Dr Helena Vance, Science and Climate Correspondent: The physics is straightforward. A warmer atmosphere holds more moisture, intensifying heat events. France’s record is consistent with a global trend; since 2010, the country has seen five of its ten hottest days. Yet the response has been uneven. In Paris, air conditioning sales have surged by 250% year on year, according to industry data. This is a predictable market reaction but one with hidden costs. Each unit installed draws electricity, often from fossil fuels, perpetuating the cycle of emissions that drives further warming. Furthermore, the heat island effect in cities means that expelling heat from buildings only raises ambient temperatures for those without cooling, exacerbating inequity.
British energy policy, by contrast, has taken a more systemic approach. The Committee on Climate Change’s 2023 report on heat resilience recommended passive cooling measures: reflective roofs, green spaces, and building design changes. The UK also launched a national overheating alert system last year, providing early warnings to health services. These measures are not glamorous but they are effective. For instance, a study in London found that white roofs can reduce indoor temperatures by up to 3°C without any electricity use. The British government has also invested in heat pump subsidies, which can provide both heating and cooling with high efficiency, thus avoiding the air conditioning arms race.

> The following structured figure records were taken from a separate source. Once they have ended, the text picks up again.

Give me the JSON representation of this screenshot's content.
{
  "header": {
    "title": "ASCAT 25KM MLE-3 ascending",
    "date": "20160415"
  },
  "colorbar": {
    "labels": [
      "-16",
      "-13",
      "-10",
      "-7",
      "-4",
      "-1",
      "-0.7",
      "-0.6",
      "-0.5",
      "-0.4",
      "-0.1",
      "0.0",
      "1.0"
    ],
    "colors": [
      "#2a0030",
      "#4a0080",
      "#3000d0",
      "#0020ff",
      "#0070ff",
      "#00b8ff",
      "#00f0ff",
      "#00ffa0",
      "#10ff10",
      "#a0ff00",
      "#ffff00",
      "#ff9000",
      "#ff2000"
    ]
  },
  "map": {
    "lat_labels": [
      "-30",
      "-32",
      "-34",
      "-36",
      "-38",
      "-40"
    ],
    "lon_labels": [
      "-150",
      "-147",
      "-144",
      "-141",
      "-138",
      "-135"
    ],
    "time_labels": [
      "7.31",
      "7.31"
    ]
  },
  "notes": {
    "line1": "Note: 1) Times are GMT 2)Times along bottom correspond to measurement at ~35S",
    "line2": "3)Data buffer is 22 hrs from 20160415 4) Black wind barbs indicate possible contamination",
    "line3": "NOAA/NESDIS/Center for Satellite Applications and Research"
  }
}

The contrast is not simply about policy but about culture. France’s historic attachment to architectural aesthetics has led to resistance against installing window-level cooling systems. In Lyon, for example, owners of historic buildings face fines for adding external units. This has driven a black market for portable units, which are less efficient and more likely to create leakage. The result is a patchwork response that fails those without capital to invest in alternatives.

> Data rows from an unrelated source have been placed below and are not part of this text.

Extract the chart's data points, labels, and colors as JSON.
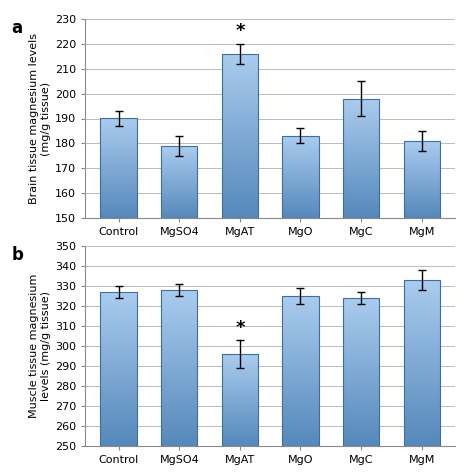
{
  "top": {
    "categories": [
      "Control",
      "MgSO4",
      "MgAT",
      "MgO",
      "MgC",
      "MgM"
    ],
    "values": [
      190,
      179,
      216,
      183,
      198,
      181
    ],
    "errors": [
      3,
      4,
      4,
      3,
      7,
      4
    ],
    "ylim": [
      150,
      230
    ],
    "yticks": [
      150,
      160,
      170,
      180,
      190,
      200,
      210,
      220,
      230
    ],
    "ylabel": "Brain tissue magnesium levels\n(mg/g tissue)",
    "significant": [
      false,
      false,
      true,
      false,
      false,
      false
    ],
    "label": "a"
  },
  "bottom": {
    "categories": [
      "Control",
      "MgSO4",
      "MgAT",
      "MgO",
      "MgC",
      "MgM"
    ],
    "values": [
      327,
      328,
      296,
      325,
      324,
      333
    ],
    "errors": [
      3,
      3,
      7,
      4,
      3,
      5
    ],
    "ylim": [
      250,
      350
    ],
    "yticks": [
      250,
      260,
      270,
      280,
      290,
      300,
      310,
      320,
      330,
      340,
      350
    ],
    "ylabel": "Muscle tissue magnesium\nlevels (mg/g tissue)",
    "significant": [
      false,
      false,
      true,
      false,
      false,
      false
    ],
    "label": "b"
  },
  "figure_bg": "#ffffff",
  "axes_bg": "#ffffff",
  "grid_color": "#bbbbbb",
  "bar_color_top": "#aaccee",
  "bar_color_bottom": "#5588bb",
  "bar_edge_color": "#3a6ea5",
  "error_color": "#000000",
  "tick_fontsize": 8,
  "label_fontsize": 8,
  "panel_label_fontsize": 12,
  "sig_fontsize": 13,
  "bar_width": 0.6
}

Yet even the UK approach has limits. The energy transition requires trade-offs. Heat pumps are expensive, and retrofitting existing housing stock is slow. The UK’s grid resilience is also a concern; during the 2022 heatwave, some substations overheated, causing localized blackouts. But the underlying principle of reducing demand before expanding supply is sound. France, with its heavy reliance on nuclear power, has avoided some carbon penalties from increased air conditioning use, but this is a short-term fix. Nuclear plants themselves are vulnerable to heat; during the current heatwave, some reactors were shut down due to insufficient cooling water.
The core issue is that heatwaves are no longer exceptions; they are the new baseline. The World Meteorological Organization predicts that by 2050, half of Europe’s population will face summer temperatures exceeding 40°C each year. Societies that treat this as an occasional crisis will fall behind those that embed resilience into their urban fabric. France’s record day should be a call to action, not a capitulation to market forces. There is no silver bullet, but a combination of thoughtful regulation, investment in efficient technology, and behavioural change can temper the worst effects. The calm urgency here is that delay only deepens the divide. The future will be hot; the question is whether we meet it with smart policy or divisive consumption.
The data are clear. The heatwave in France is part of a physical reality that will not bend to political will. But the human response can. Britain’s balanced approach, while imperfect, offers a template: acknowledge the science, invest in infrastructure, and ensure that resilience does not become privilege. The planet is warming. The only choice is how we adapt together.